A molecular beam Fourier transform microwave study of 2-methylpyridine and its complex with argon: structure, methyl internal rotation and 14N nuclear quadrupole coupling

Abstract

The rotational spectrum of 2-methylpyridine (α-picoline, CH3C5H4N) in the two lowest levels of methyl internal rotation (m=0, ±1) has been recorded in the frequency range from 2 to 15 GHz using a molecular beam Fourier transform microwave spectrometer. The high resolution and sensitivity of this spectroscopic technique allowed resolution of hyperfine structures due to l4N nuclear quadrupole coupling with high accuracy and detection of the spectra of the 15N- and all 13C-isotopomers.

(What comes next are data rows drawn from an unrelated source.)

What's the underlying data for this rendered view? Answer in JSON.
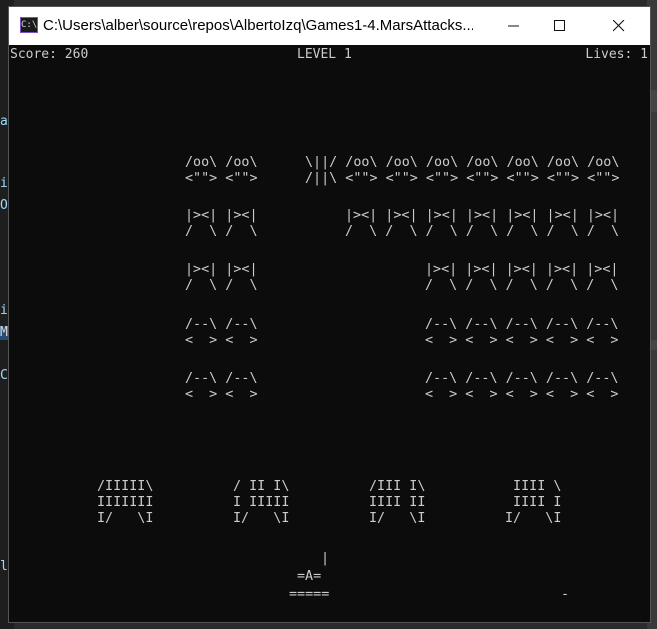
{
  "background_editor": {
    "fragments": [
      "a",
      "i",
      "O",
      "i",
      "M",
      "C",
      "l"
    ]
  },
  "window": {
    "icon_text": "C:\\",
    "title": "C:\\Users\\alber\\source\\repos\\AlbertoIzq\\Games1-4.MarsAttacks...",
    "buttons": {
      "minimize": "minimize",
      "maximize": "maximize",
      "close": "close"
    }
  },
  "hud": {
    "score": "Score: 260",
    "level": "LEVEL 1",
    "lives": "Lives: 1"
  },
  "aliens": {
    "row1_left": "/oo\\ /oo\\\n<\"\"> <\"\">",
    "row1_right": "\\||/ /oo\\ /oo\\ /oo\\ /oo\\ /oo\\ /oo\\ /oo\\\n/||\\ <\"\"> <\"\"> <\"\"> <\"\"> <\"\"> <\"\"> <\"\">",
    "row2_left": "|><| |><|\n/  \\ /  \\",
    "row2_right": "|><| |><| |><| |><| |><| |><| |><|\n/  \\ /  \\ /  \\ /  \\ /  \\ /  \\ /  \\",
    "row3_left": "|><| |><|\n/  \\ /  \\",
    "row3_right": "|><| |><| |><| |><| |><|\n/  \\ /  \\ /  \\ /  \\ /  \\",
    "row4_left": "/--\\ /--\\\n<  > <  >",
    "row4_right": "/--\\ /--\\ /--\\ /--\\ /--\\\n<  > <  > <  > <  > <  >",
    "row5_left": "/--\\ /--\\\n<  > <  >",
    "row5_right": "/--\\ /--\\ /--\\ /--\\ /--\\\n<  > <  > <  > <  > <  >"
  },
  "shields": [
    "/IIIII\\\nIIIIIII\nI/   \\I",
    "/ II I\\\nI IIIII\nI/   \\I",
    "/III I\\\nIIII II\nI/   \\I",
    " IIII \\\n IIII I\nI/   \\I"
  ],
  "player": {
    "bullet": "|",
    "ship": "=A=",
    "base": "====="
  },
  "alien_bullet": "-"
}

These investigations considerably extend the results from an earlier study on the normal species (Dreizler, H., Rudolph, H. D., and Mader, H., 1970, Z. Naturforsch., 25a, 25); improved rotational and centrifugal distortion constants as well as all components of the 14N quadrupole coupling tensor have been obtained. Analysis of the spectra of the isotopomers yielded the I4N quadrupole coupling constants χ cc and χ aa – χ bb (for the 13C species), the potential parameter V 3 for the barrier hindering the internal rotation of the methyl group, and, in particular, ro, rs r m (1) and r m (2) structural parameters for the molecule. In addition to the microwave studies on the monomer, we have also investigated the rotational spectrum of the weakly bound dimer of normal 2-methylpyridine with Ar. The results obtained for the quadrupole coupling constants and the hindering potential for the internal methyl rotation show that the corresponding parameters are not significantly, or only slightly, changed in the complex.